Citgroup paid its new CEO Michael Corbat $11.5 million in 2012, including one of the few cash bonuses doled out to established Wall Street CEOs last year.
The pay package, disclosed in a regulatory filing late Thursday, comes a year after Citigroup shareholders rejected a $15 million pay package for then-CEO Vikram Pandit.
Michael O'Neill, Citigroup's chairman, said Corbat's salary structure "more strongly connects compensation with performance, emphasizes strong risk management, and is both competitive and in line with regulatory standards." When Citi's compensation committee sought to determine Corbat's pay, it consulted with major shareholders, who between them hold 30% of Citigroup shares.

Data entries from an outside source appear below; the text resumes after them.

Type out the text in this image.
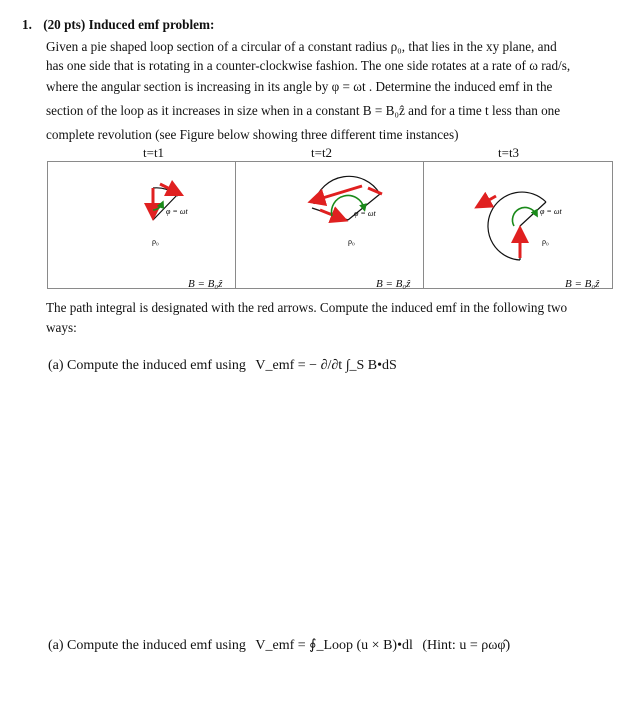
1. (20 pts) Induced emf problem:
Given a pie shaped loop section of a circular of a constant radius ρ₀, that lies in the xy plane, and
has one side that is rotating in a counter-clockwise fashion. The one side rotates at a rate of ω rad/s,
where the angular section is increasing in its angle by φ = ωt . Determine the induced emf in the
section of the loop as it increases in size when in a constant B = B₀ẑ and for a time t less than one
complete revolution (see Figure below showing three different time instances)
t=t1	t=t2	t=t3
φ = ωt
ρ₀
φ = ωt
ρ₀
φ = ωt
ρ₀
B = B₀ẑ	B = B₀ẑ	B = B₀ẑ
The path integral is designated with the red arrows. Compute the induced emf in the following two
ways:
(a) Compute the induced emf using V_emf = − ∂/∂t ∫_S B•dS
(a) Compute the induced emf using V_emf = ∮_Loop (u × B)•dl (Hint: u = ρωφ̂)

The group decided to change the way Citi's top brass get paid: Instead of the traditional deferred cash compensation, 30% of their pay last year came in the form of "performance share" stock grants. Those shares won't be paid until 2015, and the amount of stock doled out will be based on how well the company performs. Total shareholder return compared to peers and return on assets will be determining factors.
Corbat is due to get up to $3.1 million in that segment of his pay package.
But Corbat's $4.2 million cash bonus was relatively unique to Wall Street last year. Cash bonuses were missing from the pay packages already announced for Jamie Dimon, CEO of JPMorgan Chase (, James Gorman, CEO of )Morgan Stanley ( and )Brian Moynihan, CEO of Bank of America (. Among the major Wall Street bosses, only )Goldman Sachs ( CEO ) Lloyd Blankfein received a cash bonus -- $5.6 million, as part of his $21 million total pay package.
Dimon, who had his pay slashed by 53% following a huge trading loss at the JPMorgan last year, received his entire bonus in stock last year. In 2011, when he was the top paid bank CEO, he received a cash bonus of $4.5 million as part of his $23 million package.
By contrast, BofA's Moynihan received a large raise last year. Moynihan was paid $12 million in 2012, up from $7 million in 2011, but he did not receive a cash bonus either year.
Corbat's pay package comes in a year that Citigroup announced plans to cut 11,000 jobs worldwide. The downsizing was his first major initiative as CEO.
Corbat had headed Citigroup's operations in Europe, the Middle East and Africa prior to his promotion to CEO in October. Shares of Citigroup, which have risen 15.5% since his appointment, were up nearly 1% in premarket trading.